Me enredo y no quiero enredarme, porque la memoria es tan escurridiza como traicionera y, tan pronto la cazas, desaparece; me mostraré parco de palabras y continuaré cuando dejé aquella botella llena esperando a que pasara el coche. Todo lo que llamaba familia se encontraba allí congregada, a la luz de una azulada farola que podría pasar por cualquier osram de cuarenta vatios y la luna, tan oculta como iluminaria de nuestra propia inocencia. Familiares adultos con sus asuntos familiares de adultos y un niño como yo, de apenas nueve años, planificando la gamberrada con ilustres compinches no tan adutos, pero si tan familiares. Un grillo chilla, un susurro nace desde las encinas más allá del horizonte de la curva de la carretera. Coche. Ahí llega. Chof. La botella estalla, los adultos ríen, el niño piensa que los adultos están cabreados y ríe.
Y ella no se alteró. Me miró con aprecio, como hijo de su hijo; rió, y la risa resultaba sincera y cálida, aunque daba la sensación de que no fuera tan consciente del por qué un niño -y otros no tan niños- hacían colocar botellas de agua en una carretera, a las doce y media de la noche, para que los coches las hicieran estallar.

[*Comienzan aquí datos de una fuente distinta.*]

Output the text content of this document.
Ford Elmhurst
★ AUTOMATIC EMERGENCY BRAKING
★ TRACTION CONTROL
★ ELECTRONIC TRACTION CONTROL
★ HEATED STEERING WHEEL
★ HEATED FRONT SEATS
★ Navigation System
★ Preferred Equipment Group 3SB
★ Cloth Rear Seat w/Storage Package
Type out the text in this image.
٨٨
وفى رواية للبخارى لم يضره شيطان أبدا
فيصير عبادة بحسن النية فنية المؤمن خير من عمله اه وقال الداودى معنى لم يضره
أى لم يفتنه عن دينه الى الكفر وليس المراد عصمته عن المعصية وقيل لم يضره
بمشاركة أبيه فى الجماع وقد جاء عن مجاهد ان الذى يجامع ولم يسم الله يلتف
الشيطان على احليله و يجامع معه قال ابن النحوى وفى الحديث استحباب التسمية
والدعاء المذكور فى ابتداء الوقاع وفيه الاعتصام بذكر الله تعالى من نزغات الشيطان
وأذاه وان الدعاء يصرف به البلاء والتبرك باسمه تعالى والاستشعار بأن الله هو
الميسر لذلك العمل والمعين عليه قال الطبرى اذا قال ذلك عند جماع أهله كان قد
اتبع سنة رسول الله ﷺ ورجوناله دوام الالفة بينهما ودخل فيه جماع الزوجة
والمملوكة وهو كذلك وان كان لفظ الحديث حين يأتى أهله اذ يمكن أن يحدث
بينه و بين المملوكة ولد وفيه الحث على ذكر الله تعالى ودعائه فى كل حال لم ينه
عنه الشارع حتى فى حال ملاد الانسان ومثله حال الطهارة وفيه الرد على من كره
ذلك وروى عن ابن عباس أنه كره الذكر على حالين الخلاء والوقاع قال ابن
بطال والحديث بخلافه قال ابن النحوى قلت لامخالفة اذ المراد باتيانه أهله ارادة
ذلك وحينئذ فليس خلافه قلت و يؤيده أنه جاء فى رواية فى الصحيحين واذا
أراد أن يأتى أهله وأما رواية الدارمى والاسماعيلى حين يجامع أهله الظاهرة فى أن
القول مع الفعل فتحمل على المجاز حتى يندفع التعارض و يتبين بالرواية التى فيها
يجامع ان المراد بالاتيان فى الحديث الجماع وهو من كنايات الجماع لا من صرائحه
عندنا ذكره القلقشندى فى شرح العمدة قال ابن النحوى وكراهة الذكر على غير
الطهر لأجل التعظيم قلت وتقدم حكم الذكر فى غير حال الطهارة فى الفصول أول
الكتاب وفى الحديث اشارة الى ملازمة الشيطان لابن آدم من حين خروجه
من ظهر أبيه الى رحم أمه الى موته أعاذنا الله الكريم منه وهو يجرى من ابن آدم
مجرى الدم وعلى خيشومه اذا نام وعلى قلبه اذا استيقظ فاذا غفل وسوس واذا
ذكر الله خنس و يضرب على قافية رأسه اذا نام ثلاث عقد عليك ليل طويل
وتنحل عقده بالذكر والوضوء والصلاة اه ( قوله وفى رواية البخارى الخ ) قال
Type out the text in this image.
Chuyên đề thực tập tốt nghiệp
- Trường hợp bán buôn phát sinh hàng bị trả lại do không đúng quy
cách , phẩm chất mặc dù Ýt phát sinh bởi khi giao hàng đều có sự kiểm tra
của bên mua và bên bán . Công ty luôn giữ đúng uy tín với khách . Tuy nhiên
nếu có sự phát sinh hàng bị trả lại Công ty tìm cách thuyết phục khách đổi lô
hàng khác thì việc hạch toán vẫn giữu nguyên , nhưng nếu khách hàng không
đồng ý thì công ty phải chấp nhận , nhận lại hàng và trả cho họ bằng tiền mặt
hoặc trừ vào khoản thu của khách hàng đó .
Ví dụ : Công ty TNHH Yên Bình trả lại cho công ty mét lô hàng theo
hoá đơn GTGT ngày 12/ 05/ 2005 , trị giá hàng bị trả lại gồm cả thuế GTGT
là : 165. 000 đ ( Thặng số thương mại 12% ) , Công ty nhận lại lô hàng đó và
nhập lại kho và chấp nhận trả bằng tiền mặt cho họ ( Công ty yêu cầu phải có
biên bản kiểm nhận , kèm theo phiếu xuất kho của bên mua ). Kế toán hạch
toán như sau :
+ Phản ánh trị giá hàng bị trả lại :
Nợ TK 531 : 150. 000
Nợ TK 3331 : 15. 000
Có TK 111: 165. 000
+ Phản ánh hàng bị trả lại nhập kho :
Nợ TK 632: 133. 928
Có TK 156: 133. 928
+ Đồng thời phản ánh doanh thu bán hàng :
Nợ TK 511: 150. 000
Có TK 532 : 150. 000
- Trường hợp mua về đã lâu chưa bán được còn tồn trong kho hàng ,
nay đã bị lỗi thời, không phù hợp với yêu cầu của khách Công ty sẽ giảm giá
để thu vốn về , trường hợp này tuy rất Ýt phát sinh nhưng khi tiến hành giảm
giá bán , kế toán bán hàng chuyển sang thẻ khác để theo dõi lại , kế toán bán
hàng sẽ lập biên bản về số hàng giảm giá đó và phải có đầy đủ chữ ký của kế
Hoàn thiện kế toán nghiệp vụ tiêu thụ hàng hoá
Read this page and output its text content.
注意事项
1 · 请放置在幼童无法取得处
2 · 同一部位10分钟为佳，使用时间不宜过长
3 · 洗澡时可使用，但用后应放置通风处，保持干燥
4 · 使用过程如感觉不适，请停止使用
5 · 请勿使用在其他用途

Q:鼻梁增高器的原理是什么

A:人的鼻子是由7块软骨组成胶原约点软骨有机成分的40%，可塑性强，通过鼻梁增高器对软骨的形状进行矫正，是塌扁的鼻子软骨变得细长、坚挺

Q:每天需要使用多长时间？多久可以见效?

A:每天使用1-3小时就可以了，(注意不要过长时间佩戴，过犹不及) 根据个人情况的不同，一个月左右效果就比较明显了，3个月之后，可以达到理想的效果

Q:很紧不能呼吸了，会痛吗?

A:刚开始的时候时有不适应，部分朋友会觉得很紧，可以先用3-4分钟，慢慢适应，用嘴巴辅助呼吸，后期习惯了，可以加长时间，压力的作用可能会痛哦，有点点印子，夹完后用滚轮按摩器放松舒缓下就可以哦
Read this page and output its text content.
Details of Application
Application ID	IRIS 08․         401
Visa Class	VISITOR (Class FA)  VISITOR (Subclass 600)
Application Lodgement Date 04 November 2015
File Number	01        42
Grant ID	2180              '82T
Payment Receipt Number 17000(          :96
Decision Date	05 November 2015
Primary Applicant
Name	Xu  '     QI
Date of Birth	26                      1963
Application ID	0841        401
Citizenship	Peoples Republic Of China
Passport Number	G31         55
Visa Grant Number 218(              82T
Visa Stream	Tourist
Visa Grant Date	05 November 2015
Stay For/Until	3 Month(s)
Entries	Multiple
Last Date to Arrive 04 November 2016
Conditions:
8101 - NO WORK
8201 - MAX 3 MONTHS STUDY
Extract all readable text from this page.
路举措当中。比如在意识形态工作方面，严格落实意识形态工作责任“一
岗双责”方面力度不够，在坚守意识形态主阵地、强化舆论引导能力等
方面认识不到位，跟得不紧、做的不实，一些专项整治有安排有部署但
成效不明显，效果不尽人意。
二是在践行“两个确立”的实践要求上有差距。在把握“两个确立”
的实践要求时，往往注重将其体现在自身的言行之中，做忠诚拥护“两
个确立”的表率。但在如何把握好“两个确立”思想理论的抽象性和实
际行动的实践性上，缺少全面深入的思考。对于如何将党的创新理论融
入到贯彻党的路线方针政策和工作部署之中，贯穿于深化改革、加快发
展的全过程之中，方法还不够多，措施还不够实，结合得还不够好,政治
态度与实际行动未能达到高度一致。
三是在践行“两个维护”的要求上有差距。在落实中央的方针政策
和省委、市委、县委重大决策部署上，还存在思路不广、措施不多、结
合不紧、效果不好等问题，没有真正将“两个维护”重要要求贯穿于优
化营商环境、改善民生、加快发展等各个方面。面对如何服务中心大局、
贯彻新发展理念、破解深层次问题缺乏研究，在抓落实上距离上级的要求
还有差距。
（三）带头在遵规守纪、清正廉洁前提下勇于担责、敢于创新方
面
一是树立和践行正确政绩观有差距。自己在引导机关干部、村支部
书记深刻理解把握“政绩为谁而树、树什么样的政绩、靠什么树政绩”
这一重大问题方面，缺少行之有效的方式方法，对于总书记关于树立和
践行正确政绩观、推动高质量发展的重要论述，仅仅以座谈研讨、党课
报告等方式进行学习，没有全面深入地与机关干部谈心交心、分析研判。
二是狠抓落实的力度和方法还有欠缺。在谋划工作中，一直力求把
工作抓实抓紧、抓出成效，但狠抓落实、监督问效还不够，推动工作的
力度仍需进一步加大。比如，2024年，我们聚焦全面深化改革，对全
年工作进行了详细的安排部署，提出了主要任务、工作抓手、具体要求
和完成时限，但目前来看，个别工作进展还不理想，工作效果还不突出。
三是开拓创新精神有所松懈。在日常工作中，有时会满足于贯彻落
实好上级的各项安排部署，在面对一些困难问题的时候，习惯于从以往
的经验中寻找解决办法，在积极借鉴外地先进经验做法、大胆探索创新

Conservo ese recuerdo aún habiendo muchos otros: las veces que mis primos me arrinconaban y me dejaban sólo con ella para escuharla, aguantar estoicamente sus historias que nunca podría llegar a comprender. O aquella vez en la que curó con alcohol una quemadura de este niño que escribe, alargando la cicatrización y haciendo más doloroso el salitre de Torre del Mar. Qué se yo. Creo que jamás llegué a comprenderla, pero quizás nunca quise hacerlo. Los veranos resultaban calurosos; el tiempo, como el aire, más denso. Málaga no perdona. Buscas entretenimiento, no la historia de quién ha vivido esas historias. Y con todo, las recuerdas. Vaya si las recuerdo.
La última vez estaba desgastada, pero aún repetía viejos patrones: comía (como todos en la familia) como una lima aunque nunca se note en nuestros raquíticos cuerpos, seguía saliendo al porche sentada en aquella anacrónica silla a disfrutar del viento de las encinas del vecino. Aún seguía comiendo aquellos helados de marca indefinida; más pequeños, pero mucho más intensos. Noches de verano donde, en mi adolescencia tardía, veía capítulos de Doctor en Alaska y no podía dejar de sonreir al destacar su parecido físico con Ruth-Anne. Y mental. Nunca regentó una tienda, pero su atención siempre ha sido tan destacable como la de cualquier tendero.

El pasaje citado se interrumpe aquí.